Sixty top U.S. research universities have roughly 10,000 students and researchers on campus from the seven countries covered in the travel ban announced last month by President Donald Trump.
The new data are included in an amicus brief filed yesterday by the Association of American Universities (AAU) in a suit pending before the U.S. District Court for the Eastern District of New York (Darweesh v.Trump). Several tables included in the brief detail the number of students, faculty members, postdocs, and other researchers from the seven Muslim-majority nations at 23 universities that are members of AAU (see graph, below). Last week a federal appellate court in San Francisco, California, blocked implementation of the 27 January executive order, which the Trump administration says it will reissue next week in a way that it hopes will pass legal muster.
The AAU brief argues that one big reason U.S. higher education is the envy of the world is its “ability to attract the very best students and faculty from the United States and other countries.” That ability, in turn, “depends on ensuring predictable travel to and from the United States.” Any obstacle to the free flow of people and ideas, the brief asserts, could jeopardize U.S. global leadership in higher education and research.

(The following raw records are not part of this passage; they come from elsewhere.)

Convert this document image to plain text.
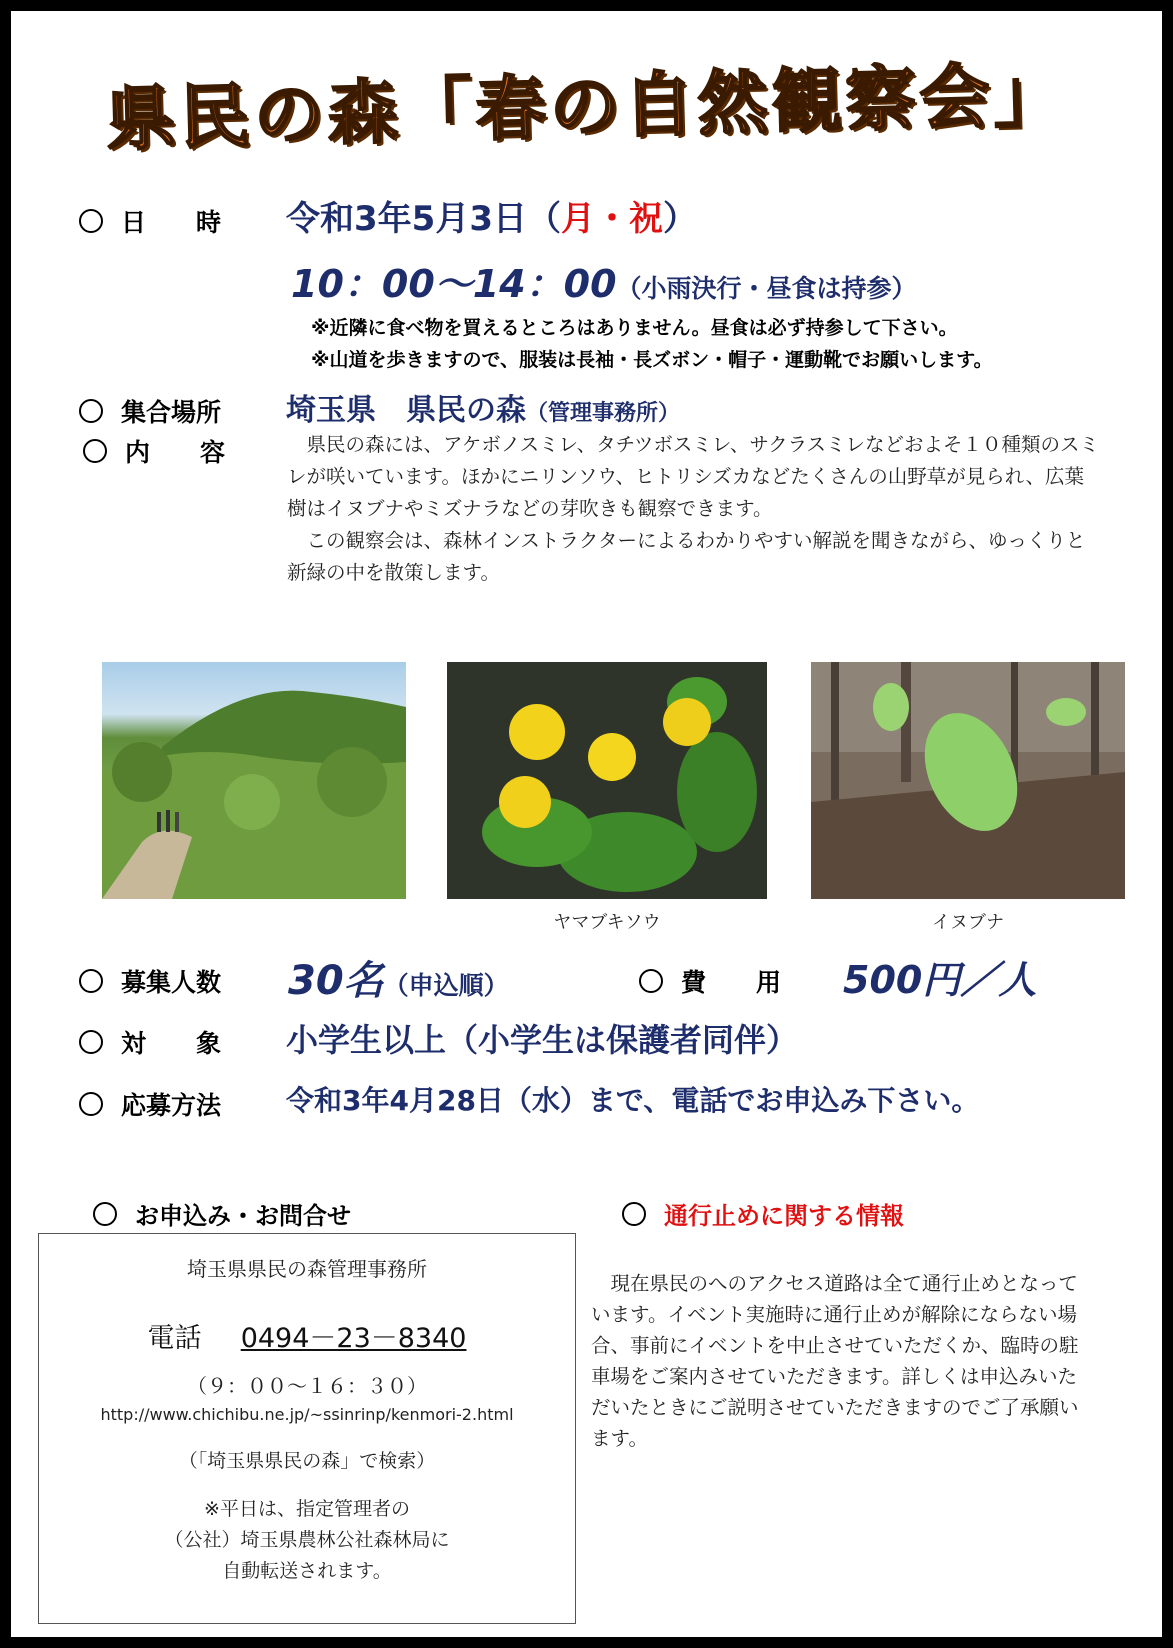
県民の森「春の自然観察会」
日　　時 令和3年5月3日（月・祝）
10：00〜14：00（小雨決行・昼食は持参）
※近隣に食べ物を買えるところはありません。昼食は必ず持参して下さい。
※山道を歩きますので、服装は長袖・長ズボン・帽子・運動靴でお願いします。
集合場所 埼玉県　県民の森（管理事務所）
内　　容	　県民の森には、アケボノスミレ、タチツボスミレ、サクラスミレなどおよそ１０種類のスミレが咲いています。ほかにニリンソウ、ヒトリシズカなどたくさんの山野草が見られ、広葉樹はイヌブナやミズナラなどの芽吹きも観察できます。
　この観察会は、森林インストラクターによるわかりやすい解説を聞きながら、ゆっくりと新緑の中を散策します。
ヤマブキソウ	イヌブナ
募集人数 30名（申込順）	費　　用 500円／人
対　　象 小学生以上（小学生は保護者同伴）
応募方法 令和3年4月28日（水）まで、電話でお申込み下さい。
お申込み・お問合せ	通行止めに関する情報
埼玉県県民の森管理事務所
電話 0494－23－8340
（９：００〜１６：３０）
http://www.chichibu.ne.jp/~ssinrinp/kenmori-2.html
（「埼玉県県民の森」で検索）
※平日は、指定管理者の
（公社）埼玉県農林公社森林局に
自動転送されます。
　現在県民のへのアクセス道路は全て通行止めとなっています。イベント実施時に通行止めが解除にならない場合、事前にイベントを中止させていただくか、臨時の駐車場をご案内させていただきます。詳しくは申込みいただいたときにご説明させていただきますのでご了承願います。
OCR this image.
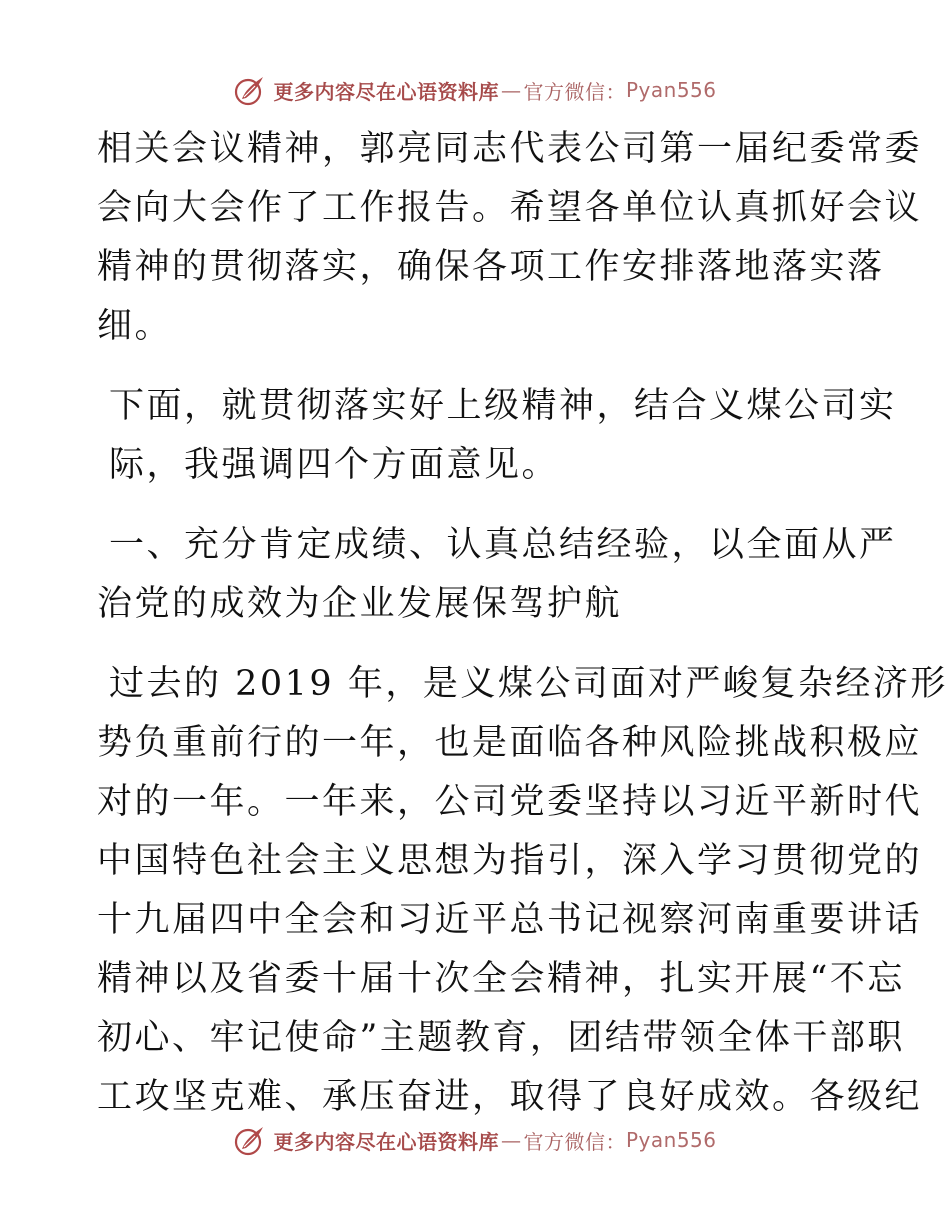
更多内容尽在心语资料库 — 官方微信： Pyan556
相关会议精神，郭亮同志代表公司第一届纪委常委
会向大会作了工作报告。希望各单位认真抓好会议
精神的贯彻落实，确保各项工作安排落地落实落
细。
下面，就贯彻落实好上级精神，结合义煤公司实
际，我强调四个方面意见。
一、充分肯定成绩、认真总结经验，以全面从严
治党的成效为企业发展保驾护航
过去的 2019 年，是义煤公司面对严峻复杂经济形
势负重前行的一年，也是面临各种风险挑战积极应
对的一年。一年来，公司党委坚持以习近平新时代
中国特色社会主义思想为指引，深入学习贯彻党的
十九届四中全会和习近平总书记视察河南重要讲话
精神以及省委十届十次全会精神，扎实开展“不忘
初心、牢记使命”主题教育，团结带领全体干部职
工攻坚克难、承压奋进，取得了良好成效。各级纪
更多内容尽在心语资料库 — 官方微信： Pyan556
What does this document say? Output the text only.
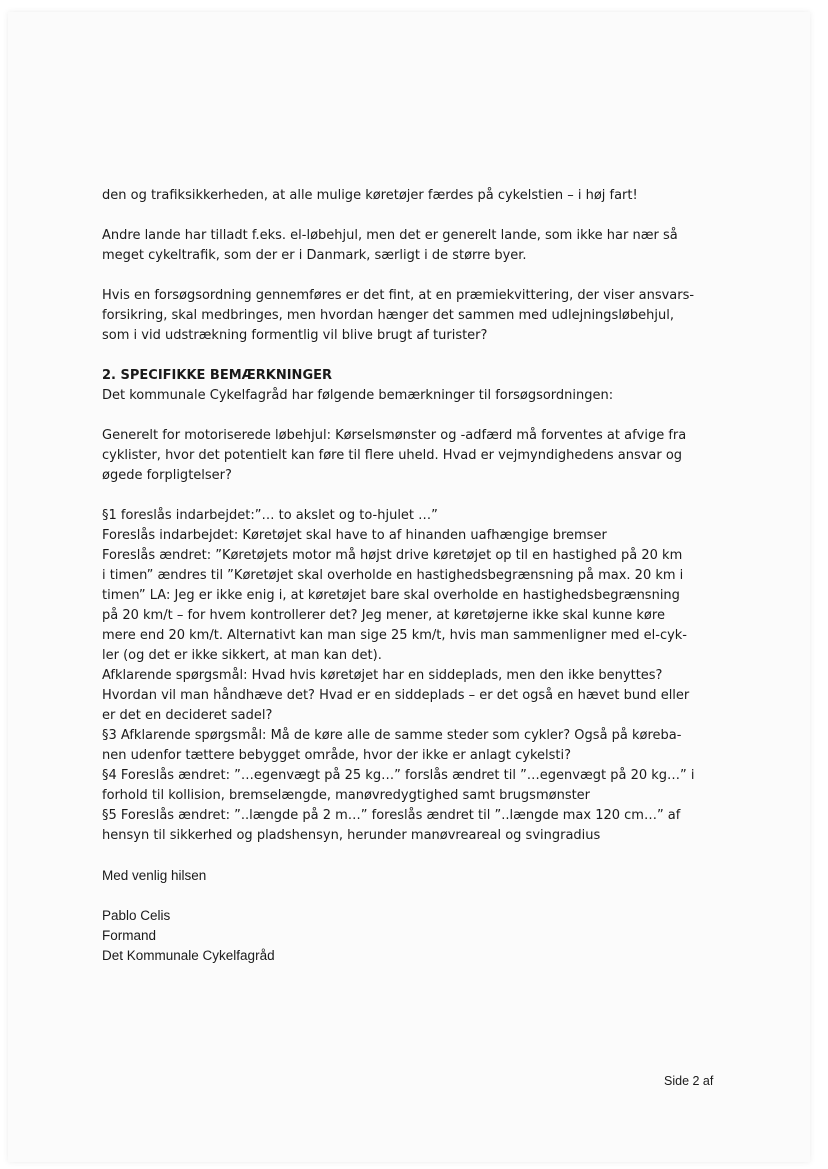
den og trafiksikkerheden, at alle mulige køretøjer færdes på cykelstien – i høj fart!

Andre lande har tilladt f.eks. el-løbehjul, men det er generelt lande, som ikke har nær så

meget cykeltrafik, som der er i Danmark, særligt i de større byer.

Hvis en forsøgsordning gennemføres er det fint, at en præmiekvittering, der viser ansvars-

forsikring, skal medbringes, men hvordan hænger det sammen med udlejningsløbehjul,

som i vid udstrækning formentlig vil blive brugt af turister?

2. SPECIFIKKE BEMÆRKNINGER

Det kommunale Cykelfagråd har følgende bemærkninger til forsøgsordningen:

Generelt for motoriserede løbehjul: Kørselsmønster og -adfærd må forventes at afvige fra

cyklister, hvor det potentielt kan føre til flere uheld. Hvad er vejmyndighedens ansvar og

øgede forpligtelser?

§1 foreslås indarbejdet:”… to akslet og to-hjulet …”

Foreslås indarbejdet: Køretøjet skal have to af hinanden uafhængige bremser

Foreslås ændret: ”Køretøjets motor må højst drive køretøjet op til en hastighed på 20 km

i timen” ændres til ”Køretøjet skal overholde en hastighedsbegrænsning på max. 20 km i

timen” LA: Jeg er ikke enig i, at køretøjet bare skal overholde en hastighedsbegrænsning

på 20 km/t – for hvem kontrollerer det? Jeg mener, at køretøjerne ikke skal kunne køre

mere end 20 km/t. Alternativt kan man sige 25 km/t, hvis man sammenligner med el-cyk-

ler (og det er ikke sikkert, at man kan det).

Afklarende spørgsmål: Hvad hvis køretøjet har en siddeplads, men den ikke benyttes?

Hvordan vil man håndhæve det? Hvad er en siddeplads – er det også en hævet bund eller

er det en decideret sadel?

§3 Afklarende spørgsmål: Må de køre alle de samme steder som cykler? Også på køreba-

nen udenfor tættere bebygget område, hvor der ikke er anlagt cykelsti?

§4 Foreslås ændret: ”…egenvægt på 25 kg…” forslås ændret til ”…egenvægt på 20 kg…” i

forhold til kollision, bremselængde, manøvredygtighed samt brugsmønster

§5 Foreslås ændret: ”..længde på 2 m…” foreslås ændret til ”..længde max 120 cm…” af

hensyn til sikkerhed og pladshensyn, herunder manøvreareal og svingradius

Med venlig hilsen

Pablo Celis

Formand

Det Kommunale Cykelfagråd

Side 2 af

Several universities have made similar arguments in suits against the Trump executive order and cited data from their campuses. AAU has broadened the picture by surveying its 60 U.S. members. (Its two Canadian members—McGill University in Montreal and the University of Toronto—were not included.)
The figure of 10,000 comes from a tally of 50 institutions. Some 27 institutes requested that their data not be published, AAU says, either because of low numbers that could identify individuals or for other reasons.